Private until apple gets a subpoena from a prosecutor in some medieval christo-fascist red state trying to turn a miscarriage into a murder charge.
I mean, Apple also provides E2EE cloud backups. Assuming it is properly encrypted without backdoors, Apple could only “comply” with a subpoena by turning over the encrypted data blob. The feddy bois would only get the digital equivalent of white noise unless they could decrypt it.
Apple employs on-device storage. Don’t use iCloud backup. I don’t know how the listed apps work, but if there’s a cloud sync, the same thing applies to them - and they’re less able to fight it should they choose to.
I suppose the nefarious use of that data would be targeted ads? Also, I track my wife’s cycles by observing the lunar cycle. Maybe some people are less regular or some people want more data logging but the moon is a pretty good indicator. Would recommend looking at it from time to time.

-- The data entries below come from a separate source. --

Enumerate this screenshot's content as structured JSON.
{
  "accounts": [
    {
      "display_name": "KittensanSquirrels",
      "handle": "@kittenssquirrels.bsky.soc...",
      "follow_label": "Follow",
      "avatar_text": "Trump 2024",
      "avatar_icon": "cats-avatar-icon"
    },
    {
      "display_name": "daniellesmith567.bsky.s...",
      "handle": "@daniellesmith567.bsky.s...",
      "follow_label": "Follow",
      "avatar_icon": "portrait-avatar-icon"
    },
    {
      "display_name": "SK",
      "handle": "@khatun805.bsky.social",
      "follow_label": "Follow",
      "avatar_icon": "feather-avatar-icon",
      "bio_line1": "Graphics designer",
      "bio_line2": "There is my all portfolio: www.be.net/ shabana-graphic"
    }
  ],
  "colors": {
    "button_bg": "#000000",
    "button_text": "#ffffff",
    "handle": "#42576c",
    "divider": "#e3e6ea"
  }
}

The nefarious use of the data would be to track and convict women who “may” have had abortions dude… Combined with telemetry data of when you may have had to travel to a blue state for a day or two and it’s not a difficult pattern to spot
So what I’m seeing is a chance for men to confuse the data by installing a period tracking app, tracking fake periods, then skipping a few months and resuming, which might make some asshole cops doing a particularly asshole investigation waste time and resources. A parricularly ambitious man could even set up multiple accounts to pretend to be a whole slew of briefly pregnant women.
A really enterprising individual may even VPN into Texas to pretend to be the aforementioned slew of briefly pregnant women… Get the most value out of you efforts, ya know?
Has this ever happened and led to a conviction? Seems far-fetched to me but I am privileged in many ways. I’m sorry that this is even a possibility in some places.
The flo app apparently shared data with Facebook. Besides that, there already have been multiple cases where police used Flock cameras for abortion investigations, so this really isn’t that far fetched.
Vood ewe lihkke sauhm oft mein Menstruuudel?